Seit einigen Jahren kennt man den Begriff der Plastizität des Gehirns. In wieweit spielt dies auch bei Phantomschmerzen eine Rolle?
Die Neuroplastizität beschreibt die Fähigkeit, eines Gehirnes, sich an neue Bedingungen anzupassen. Die ausbleibende Sensorik nach einer Amputation ist für das Gehirn tatsächlich eine Herkulesaufgabe, bei der es bzgl. seiner Anpassung manchmal scheitert. Phantomschmerzen sind die Konsequenz. Da Kinder und Jugendliche eine höhere Plastizität ihres Gehirns aufweisen, ist diese Schmerzart bei Ihnen Gott sei Dank deutlich seltener zu finden.


„Mit einem Bein bereits im Himmel“ ist ein sehr ungewöhnlicher Titel.

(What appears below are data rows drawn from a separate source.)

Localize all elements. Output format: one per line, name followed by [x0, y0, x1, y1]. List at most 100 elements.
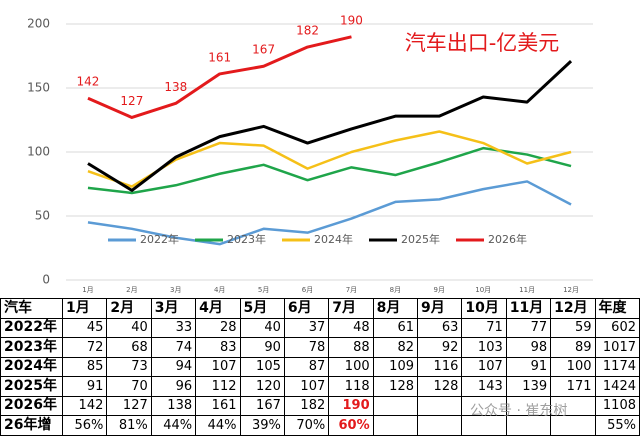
table-cell: 2025年 [0, 376, 63, 397]
y-tick-label: 50 [35, 209, 50, 223]
data-table: 汽车 1月 2月 3月 4月 5月 6月 7月 8月 9月 10月 11月 12月 年度 2022年 45 40… [0, 298, 640, 436]
data-label: 142 [77, 75, 100, 89]
table-cell: 26年增 [0, 415, 63, 436]
table-cell: 4月 [195, 298, 241, 319]
table-cell: 107 [195, 356, 241, 377]
table-cell: 1424 [594, 376, 640, 397]
table-cell: 1月 [61, 298, 108, 319]
table-cell: 40 [106, 317, 152, 338]
table-cell: 12月 [550, 298, 596, 319]
table-cell [372, 395, 419, 416]
table-cell [416, 395, 463, 416]
data-label: 182 [296, 24, 319, 38]
table-cell: 74 [150, 337, 197, 358]
table-cell: 28 [195, 317, 241, 338]
table-cell: 2026年 [0, 395, 63, 416]
y-tick-label: 200 [27, 17, 50, 31]
table-cell: 139 [505, 376, 552, 397]
table-cell: 127 [106, 395, 152, 416]
table-cell: 8月 [372, 298, 419, 319]
table-cell: 68 [106, 337, 152, 358]
chart-title: 汽车出口-亿美元 [405, 31, 560, 55]
table-cell: 60% [328, 415, 374, 436]
table-row: 2026年 142 127 138 161 167 182 190 1108 [0, 395, 640, 416]
table-cell: 56% [61, 415, 108, 436]
y-tick-label: 150 [27, 81, 50, 95]
table-cell: 3月 [150, 298, 197, 319]
table-cell [372, 415, 419, 436]
legend-label: 2022年 [140, 232, 179, 246]
table-cell: 78 [283, 337, 330, 358]
table-cell: 138 [150, 395, 197, 416]
table-cell: 128 [416, 376, 463, 397]
x-tick-label: 4月 [214, 286, 225, 294]
table-cell: 70% [283, 415, 330, 436]
table-cell: 7月 [328, 298, 374, 319]
table-cell: 37 [283, 317, 330, 338]
table-cell: 100 [328, 356, 374, 377]
table-cell: 5月 [239, 298, 285, 319]
table-row: 2022年 45 40 33 28 40 37 48 61 63 71 77 59 602 [0, 317, 640, 338]
table-cell: 1108 [594, 395, 640, 416]
table-cell: 167 [239, 395, 285, 416]
x-tick-label: 3月 [170, 286, 181, 294]
x-tick-label: 11月 [519, 286, 535, 294]
y-tick-label: 0 [42, 273, 50, 287]
series-line [87, 180, 572, 246]
table-cell: 73 [106, 356, 152, 377]
x-tick-label: 7月 [346, 286, 357, 294]
table-cell: 161 [195, 395, 241, 416]
table-cell: 143 [461, 376, 507, 397]
series-line [87, 146, 572, 195]
table-cell: 116 [416, 356, 463, 377]
table-row: 2025年 91 70 96 112 120 107 118 128 128 143 139 171 14… [0, 376, 640, 397]
table-cell: 82 [372, 337, 419, 358]
table-cell: 98 [505, 337, 552, 358]
table-cell: 2023年 [0, 337, 63, 358]
table-cell: 2月 [106, 298, 152, 319]
table-row: 2023年 72 68 74 83 90 78 88 82 92 103 98 89 1017 [0, 337, 640, 358]
x-tick-label: 9月 [434, 286, 445, 294]
table-cell: 2022年 [0, 317, 63, 338]
table-cell: 10月 [461, 298, 507, 319]
watermark: 公众号 · 崔东树 [470, 403, 568, 419]
data-label: 127 [120, 94, 143, 108]
table-cell: 87 [283, 356, 330, 377]
table-cell: 6月 [283, 298, 330, 319]
x-tick-label: 8月 [390, 286, 401, 294]
table-row: 汽车 1月 2月 3月 4月 5月 6月 7月 8月 9月 10月 11月 12月 年度 [0, 298, 640, 319]
legend-label: 2023年 [227, 232, 266, 246]
data-label: 138 [164, 80, 187, 94]
table-cell: 88 [328, 337, 374, 358]
table-cell: 91 [61, 376, 108, 397]
table-cell: 61 [372, 317, 419, 338]
table-cell: 年度 [594, 298, 640, 319]
table-cell: 45 [61, 317, 108, 338]
x-tick-label: 12月 [563, 286, 579, 294]
table-cell: 1017 [594, 337, 640, 358]
x-tick-label: 5月 [258, 286, 269, 294]
table-cell: 109 [372, 356, 419, 377]
table-cell: 100 [550, 356, 596, 377]
data-label: 161 [208, 50, 231, 64]
table-cell: 44% [150, 415, 197, 436]
table-cell: 118 [328, 376, 374, 397]
table-cell: 39% [239, 415, 285, 436]
table-cell: 92 [416, 337, 463, 358]
legend-label: 2025年 [401, 232, 440, 246]
series-line [87, 130, 572, 188]
table-cell: 90 [239, 337, 285, 358]
x-tick-label: 1月 [82, 286, 93, 294]
data-label: 167 [252, 43, 275, 57]
table-cell: 89 [550, 337, 596, 358]
table-cell: 83 [195, 337, 241, 358]
table-cell [550, 415, 596, 436]
table-cell: 182 [283, 395, 330, 416]
series-line [87, 35, 352, 119]
table-cell: 44% [195, 415, 241, 436]
table-cell: 120 [239, 376, 285, 397]
table-cell: 107 [283, 376, 330, 397]
series-line [87, 60, 573, 192]
table-cell: 602 [594, 317, 640, 338]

Haben Sie durch die Beschäftigung mit Phantomphänomenen eine andere Einstellung zum Verhältnis von Körper und Geist und zu nicht auf Anhieb erklärbaren Vorgängen gewonnen?
Ich denke, ich war schon immer recht aufgeschlossen gegenüber jenen Dingen, die wir noch nicht erklären können. Schließlich gab es diese zu jeder Zeit und nur die Neugier hat dazu geführt, dass wir heute vieles erklären können. Als mir aber eine sehr gläubige Betroffene einmal sagte, sie sei ja ‚irgendwie schon mit einem Bein im Himmel‘ habe ich tatsächlich noch mal andere Aspekte hinzugewonnen. Religiöse und philosophische Betrachtungen zu diesem Thema sind mir damals dann näher gerückt. Die Trennung in Körper, Psyche und Geist halte ich zwar für zunächst hilfreich bezüglich Forschung und Wissenschaft, in meinem schmerztherapeutischen Alltag sitzt mir aber immer nur ein einziger Mensch gegenüber. Und der besteht eben nun einmal ‚aus allem‘ und löst somit künstliche Einteilungen einfach auf. Insofern haben für mich Körper und Geist gar kein ‚Verhältnis‘ zueinander, sondern sind in ihrer Gesamtheit ein faszinierendes Gebiet, um weitere Erkenntnisse zu suchen.


Herr PD Dr. med. habil. Kai-Uwe Kern, vielen Dank für das Gespräch!

Video zum Buch

PD Dr. med. habil. Kai-Uwe Kern

PD Dr. med. habil. Kai-Uwe Kern, geb. 1957, ist Facharzt für Anästhesiologie und Allgemeinmedizin, als niedergelassener Schmerztherapeut leitet er eine Schmerzpraxis und das Institut für Schmerzmedizin in Wiesbaden. Außerdem arbeitet er als Hochschullehrer der Klinik für Anästhesiologie zum Thema ‚Chronische Schmerzen‘ an der Johannes-Gutenberg-Universität Mainz.